La piel
por Mabel Fontau
Al principio se resistió a darle importancia. Era una leve comezón en algunas zonas de su piel, de a ratos molesta, eso sí, pero tolerable. Las cosas cambiaron cuando el escozor se fue propagando hasta ganar gran parte de su cuerpo. Seguramente, alguna reacción alérgica – pensó – No le quedaba otra salida, debía consultar de inmediato a un especialista.
El médico, que se veía bastante desconcertado ante el fenómeno, no le dio mayores explicaciones, y le recetó un ungüento que debía colocarse sobre las zonas afectadas, antes de acostarse todas las noches.
Luego de una semana, en la que el escozor parecía haber aflojado un poco, una mañana, al retirar el ungüento, notó que, junto con él, se desprendían también pequeñas partes de piel, y lo atribuyó a una consecuencia lógica del tratamiento.

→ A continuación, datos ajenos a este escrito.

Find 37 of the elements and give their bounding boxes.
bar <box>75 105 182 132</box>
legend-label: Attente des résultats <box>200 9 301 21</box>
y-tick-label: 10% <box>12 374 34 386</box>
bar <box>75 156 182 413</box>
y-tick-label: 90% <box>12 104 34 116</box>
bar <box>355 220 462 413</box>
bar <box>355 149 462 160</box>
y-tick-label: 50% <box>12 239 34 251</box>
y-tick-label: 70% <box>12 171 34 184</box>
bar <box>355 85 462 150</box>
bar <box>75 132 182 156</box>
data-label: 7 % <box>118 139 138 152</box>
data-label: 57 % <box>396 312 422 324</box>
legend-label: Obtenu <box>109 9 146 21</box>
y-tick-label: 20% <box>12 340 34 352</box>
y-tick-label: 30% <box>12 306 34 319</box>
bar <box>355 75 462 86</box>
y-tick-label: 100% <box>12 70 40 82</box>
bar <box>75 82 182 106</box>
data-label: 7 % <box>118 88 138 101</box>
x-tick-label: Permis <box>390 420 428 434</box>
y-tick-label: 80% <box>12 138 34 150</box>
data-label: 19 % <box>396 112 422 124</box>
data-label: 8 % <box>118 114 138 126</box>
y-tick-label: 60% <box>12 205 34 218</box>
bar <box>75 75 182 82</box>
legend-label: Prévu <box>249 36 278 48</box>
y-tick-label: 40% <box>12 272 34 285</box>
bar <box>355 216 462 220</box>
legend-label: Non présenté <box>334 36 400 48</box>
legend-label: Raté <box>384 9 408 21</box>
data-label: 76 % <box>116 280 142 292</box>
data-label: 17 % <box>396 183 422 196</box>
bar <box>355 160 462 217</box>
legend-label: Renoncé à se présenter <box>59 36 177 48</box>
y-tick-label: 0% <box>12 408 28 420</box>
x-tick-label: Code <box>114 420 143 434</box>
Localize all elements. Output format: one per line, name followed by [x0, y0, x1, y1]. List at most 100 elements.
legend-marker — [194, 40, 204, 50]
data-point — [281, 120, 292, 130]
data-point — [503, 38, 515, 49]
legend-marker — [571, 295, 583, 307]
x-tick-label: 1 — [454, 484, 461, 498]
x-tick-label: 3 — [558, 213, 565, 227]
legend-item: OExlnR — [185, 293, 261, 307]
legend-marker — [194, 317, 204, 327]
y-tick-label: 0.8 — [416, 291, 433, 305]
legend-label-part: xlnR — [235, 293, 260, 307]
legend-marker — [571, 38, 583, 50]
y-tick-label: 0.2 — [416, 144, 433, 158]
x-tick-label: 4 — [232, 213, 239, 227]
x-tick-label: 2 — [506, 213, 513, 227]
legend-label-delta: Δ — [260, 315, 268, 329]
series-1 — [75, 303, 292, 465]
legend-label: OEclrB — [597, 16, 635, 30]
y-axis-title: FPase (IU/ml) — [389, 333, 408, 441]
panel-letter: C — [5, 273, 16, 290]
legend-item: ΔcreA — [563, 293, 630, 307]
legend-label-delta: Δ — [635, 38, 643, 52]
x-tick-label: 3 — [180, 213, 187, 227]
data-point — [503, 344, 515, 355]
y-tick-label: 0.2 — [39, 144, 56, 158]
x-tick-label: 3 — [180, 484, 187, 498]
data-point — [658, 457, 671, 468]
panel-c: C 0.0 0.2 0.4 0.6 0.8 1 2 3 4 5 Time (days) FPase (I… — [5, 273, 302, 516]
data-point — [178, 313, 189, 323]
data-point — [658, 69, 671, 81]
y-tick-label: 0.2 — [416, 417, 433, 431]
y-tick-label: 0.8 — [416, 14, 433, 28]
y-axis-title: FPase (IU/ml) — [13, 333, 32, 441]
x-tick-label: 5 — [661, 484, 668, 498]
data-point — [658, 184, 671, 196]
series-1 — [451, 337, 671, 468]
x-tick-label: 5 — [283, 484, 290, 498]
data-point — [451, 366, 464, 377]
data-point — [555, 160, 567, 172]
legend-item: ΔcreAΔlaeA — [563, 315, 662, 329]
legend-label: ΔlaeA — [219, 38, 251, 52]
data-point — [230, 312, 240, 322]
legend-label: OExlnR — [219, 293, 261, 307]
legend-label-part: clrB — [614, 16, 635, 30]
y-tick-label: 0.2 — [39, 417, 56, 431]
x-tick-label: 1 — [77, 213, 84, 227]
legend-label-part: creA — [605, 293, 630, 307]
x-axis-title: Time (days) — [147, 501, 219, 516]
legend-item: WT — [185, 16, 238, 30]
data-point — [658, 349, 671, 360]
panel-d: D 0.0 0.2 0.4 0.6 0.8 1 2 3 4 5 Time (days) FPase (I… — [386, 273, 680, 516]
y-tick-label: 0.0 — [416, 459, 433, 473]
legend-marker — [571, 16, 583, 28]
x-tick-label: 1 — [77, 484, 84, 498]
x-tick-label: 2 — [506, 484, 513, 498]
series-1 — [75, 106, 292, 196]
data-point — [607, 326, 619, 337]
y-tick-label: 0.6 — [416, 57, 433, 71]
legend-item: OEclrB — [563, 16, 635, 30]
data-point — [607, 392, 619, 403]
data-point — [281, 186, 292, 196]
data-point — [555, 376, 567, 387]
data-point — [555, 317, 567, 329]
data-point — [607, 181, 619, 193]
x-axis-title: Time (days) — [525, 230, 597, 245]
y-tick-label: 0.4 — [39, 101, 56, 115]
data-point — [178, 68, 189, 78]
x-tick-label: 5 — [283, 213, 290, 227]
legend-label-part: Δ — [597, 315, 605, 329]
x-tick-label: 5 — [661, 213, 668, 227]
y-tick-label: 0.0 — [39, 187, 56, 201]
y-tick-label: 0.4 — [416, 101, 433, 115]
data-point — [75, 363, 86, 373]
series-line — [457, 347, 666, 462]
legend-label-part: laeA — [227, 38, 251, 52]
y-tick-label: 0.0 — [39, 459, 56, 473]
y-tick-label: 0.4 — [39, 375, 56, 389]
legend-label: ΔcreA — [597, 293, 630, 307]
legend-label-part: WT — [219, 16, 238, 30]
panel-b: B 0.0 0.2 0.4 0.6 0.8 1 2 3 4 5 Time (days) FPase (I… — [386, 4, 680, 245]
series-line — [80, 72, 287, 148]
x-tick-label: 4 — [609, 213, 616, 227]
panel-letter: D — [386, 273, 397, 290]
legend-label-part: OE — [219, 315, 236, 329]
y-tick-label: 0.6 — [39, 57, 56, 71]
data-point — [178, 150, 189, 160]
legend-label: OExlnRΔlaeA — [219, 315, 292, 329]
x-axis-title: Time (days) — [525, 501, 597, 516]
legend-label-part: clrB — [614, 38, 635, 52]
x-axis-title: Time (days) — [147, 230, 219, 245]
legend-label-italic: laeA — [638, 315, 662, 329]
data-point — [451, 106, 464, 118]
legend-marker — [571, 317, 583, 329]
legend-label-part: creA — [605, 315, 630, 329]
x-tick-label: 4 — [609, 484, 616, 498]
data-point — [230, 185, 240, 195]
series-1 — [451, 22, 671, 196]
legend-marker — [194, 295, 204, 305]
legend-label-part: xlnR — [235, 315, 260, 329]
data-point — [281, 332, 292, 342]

Al cabo de un mes, ya las pequeñas escamas se habían convertido en largas tiras de piel seca que se desprendían cada mañana. Además, como la comezón parecía regresar por momentos, y a veces intensificada, dejó de colocarse el ungüento durante un tiempo. Pero todo fue inútil. El mal empeoró. Su vida se convirtió en una cruel tortura; el escozor era inaguantable, y se había extendido a todo su cuerpo. Por las noches le costaba mucho conciliar el sueño, y cuando ya lo había logrado, se despertaba presa de la desesperación, retorciéndose contra las sábanas, para aplacar ese endemoniado prurito que no se calmaba con nada. Ahora, todas las mañanas, grandes lonjas de piel, que se desprendían fácilmente de su carne, quedaban como cintas rugosas entre las sábanas. Su angustia, lindante con la locura, sólo encontró una salida: el regreso urgente al consultorio médico.
La mirada estupefacta del doctor la alarmó, y sintió en su interior un impulso desbordante de salir de su cuerpo y correr hasta fundirse en el aire increíble de la tarde. Con gesto de preocupación, pero muy gentilmente, él la invitó a recostarse en la camilla y, luego de sujetarla con unas ligaduras especiales, puso manos a la obra. Provisto de unas delgadas pinzas, y con sumo cuidado, fue desprendiendo y retirando las costras de piel seca. El ardor, que había ido en aumento llegó a convertirse en un dolor intolerable. Comenzó a retorcerse sobre la camilla en un intento desesperado por evadirse de sus ataduras. Quiso gritar, pero no pudo. Abrió la boca desmesuradamente, sacudiendo la cabeza, enloquecida, y sus dientes se hundieron con saña en la mano del facultativo.
El grito atrajo a la enfermera que llegó corriendo en su auxilio. Aunque se apresuraron a inyectarle el suero antiofídico, no pudieron salvarlo.